Wer einen Mord begehen will, ist in der Regel auch in der Lage, sich eine Waffe zu verschaffen – daran zweifle ich nicht. Eine Mordwaffe muss schließlich nicht unbedingt eine Schusswaffe sein. Dass man einen entschlossenen Mörder stoppen kann, bevor er zumindest einen Mord ausgeführt hat, bezweifle ich dagegen sehr – auch wenn das von den Waffenbefürwortern ja immer wieder als Argument für Waffenbesitz genannt wird. Außerdem hat gerade das Schulmassaker von Newtown gezeigt, dass ein halbwegs intelligenter Mörder Sicherheitssysteme relativ leicht überwinden kann.
Das Problem ist doch, dass halbwegs intelligente Mörder es unendlich viel leichter haben, wenn sie auf ein bereits vorhandenes Waffenarsenal zurückgreifen können und sich nicht erst Gedanken machen müssen, wie sie sich überhaupt eine Waffe verschaffen können. Ich wette, dass so mancher Amoklauf hierzulande nicht statt findet, weil der potenzielle Amokläufer gerade keine Waffe zur Hand hat. Und das finde ich ziemlich beruhigend angesichts der Tatsache, dass es auch hier mehr als genügend Anlässe gäbe, mal so richtig Amok zu laufen.
Allerdings denke ich schon, dass ein gut ausgebildeter bewaffneter Wachmann vielleicht eine Chance gehabt hätte, den Newtown-Mörder zu stoppen – es ist aber genauso gut möglich, dass der Wachmann einfach über den Haufen geschossen worden wäre. Es ist nämlich durchaus wahrscheinlich, dass der bad guy schneller schießt als der good guy. Außerdem: Wer soll denn die gut ausgebildeten Wachleute an den US-Schulen bezahlen?
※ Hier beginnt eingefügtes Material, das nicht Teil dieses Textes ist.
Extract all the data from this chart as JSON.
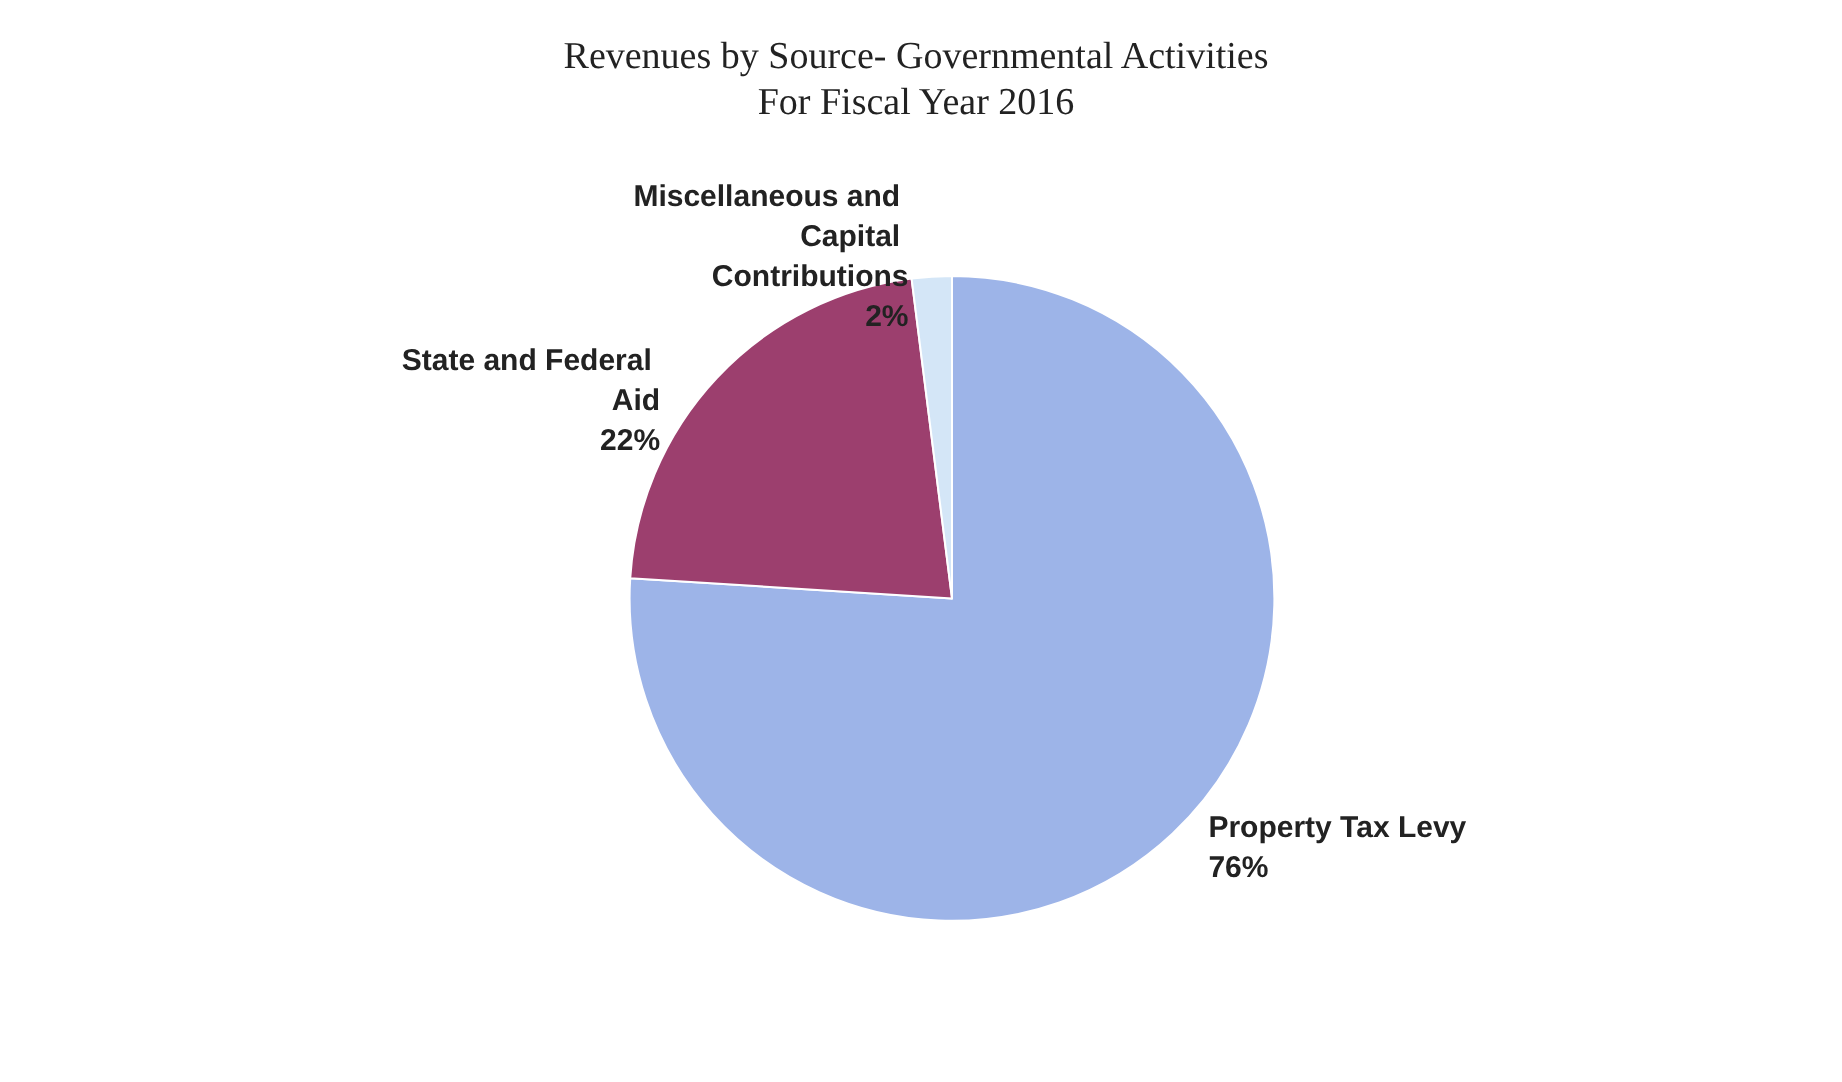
{
  "chart_data": {
    "type": "pie",
    "title": "Revenues by Source- Governmental Activities",
    "subtitle": "For Fiscal Year 2016",
    "categories": [
      "Property Tax Levy",
      "State and Federal Aid",
      "Miscellaneous and Capital Contributions"
    ],
    "values": [
      76,
      22,
      2
    ],
    "value_labels": [
      "76%",
      "22%",
      "2%"
    ],
    "colors": [
      "#9db4e8",
      "#9c3f6e",
      "#d4e6f7"
    ],
    "legend": false
  }
}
Meines Wissens ist das Schulsystem der USA (wie so viele andere öffentliche Einrichtungen auch) chronisch unterfinanziert. Oder sollen das Freiwillige übernehmen? Ich habe meine Zweifel, dass bis an die Zähne bewaffnete freiwillige Bürgerwehren an den Schulen die Sicherheit der Schulkinder tatsächlich erhöhen würden. Vermutlich wären dann noch mehr tote Kinder durch Schießunfällen zu beklagen.